In dem Zeitpunkt, in dem die steuerabzugspflichtigen Kapitalerträge dem Gläubiger zufließen (zum Zuflusszeitpunkt vgl. Rz. 61ff.), müssen in den Fällen des § 43 Abs. 1 S. 1 Nr. 1, 2 bis 4, 7a und 7b EStG der Schuldner der Kapitalerträge (Rz. 24ff.) und in den Fällen des § 43 Abs. 1 S. 1 Nr. 1a, 6, 7 und 8 bis 12 sowie S. 2 EStG die, die Kapitalerträge auszahlende Stelle (Rz. 31ff.) den Steuerabzug vom Kapitalertrag für Rechnung des Gläubigers der Kapitalerträge vornehmen.

Das hat zur Folge, dass dem Gläubiger der Kapitalerträge nur der nach Abzug der KapESt verbleibende Teil des Kapitalertrags ausgezahlt bzw. gutgeschrieben wird.

 

Rz. 15

Bedient sich der Schuldner der Kapitalerträge in den Fällen, in denen er zum Einbehalt der KapESt verpflichtet ist (Rz. 24ff.), zur Auszahlung eines oder mehrerer Kreditinstitute, dann erhalten auch diese Zahlstellen vom Schuldner der Kapitalerträge nur den nach bereits erfolgtem Abzug der KapESt verbleibenden Teil der Kapitalerträge zum Zweck der Auszahlung zur Verfügung gestellt.

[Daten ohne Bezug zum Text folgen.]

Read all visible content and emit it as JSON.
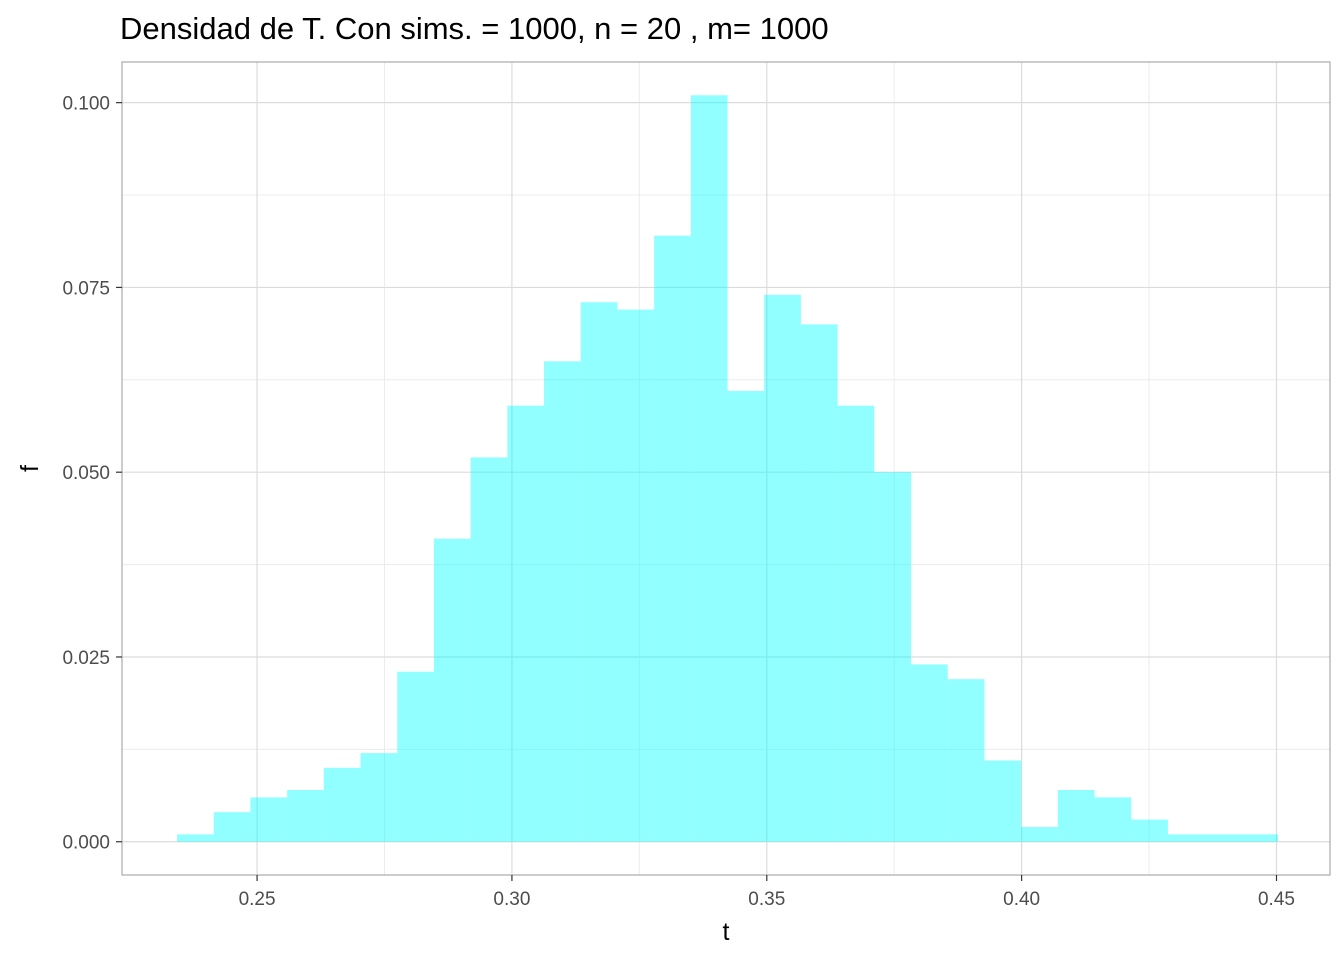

Durch die Verlagerung des Steuerabzugs auf die auszahlenden Stellen ab dem 1.1.2012 (Rz. 30) wird erreicht, dass die Dividenden zwischen der ausschüttenden Aktiengesellschaft und der jeweiligen auszahlenden Stelle – einschließlich der Teilnehmer einer Verwahrkette – stets brutto zu verrechnen sind.

 

Rz. 16

Ein Verstoß gegen die Einbehaltungs- und Abführungspflicht kann als Steuerordnungswidrigkeit mit einer Geldbuße bis zu 25.000 EUR geahndet werden, bzw. – falls wegen gleichzeitiger Verletzung der von § 45a Abs. 1 EStG vorgeschriebenen Anmeldepflicht anstelle von § 380 AO (Gefährdung der Abzugsteuern) § 378 AO (leichtfertige Steuerverkürzung) anzuwenden ist – mit einer Geldbuße bis zu 50.000 EUR.[1]

 

Rz. 17

Der zum Steuerabzug Verpflichtete (d. h. der Schuldner der Kapitalerträge bzw. die. die Kapitalerträge auszahlende Stelle) haftet für die KapESt, die er einzubehalten und abzuführen hat (Rz. 92ff.).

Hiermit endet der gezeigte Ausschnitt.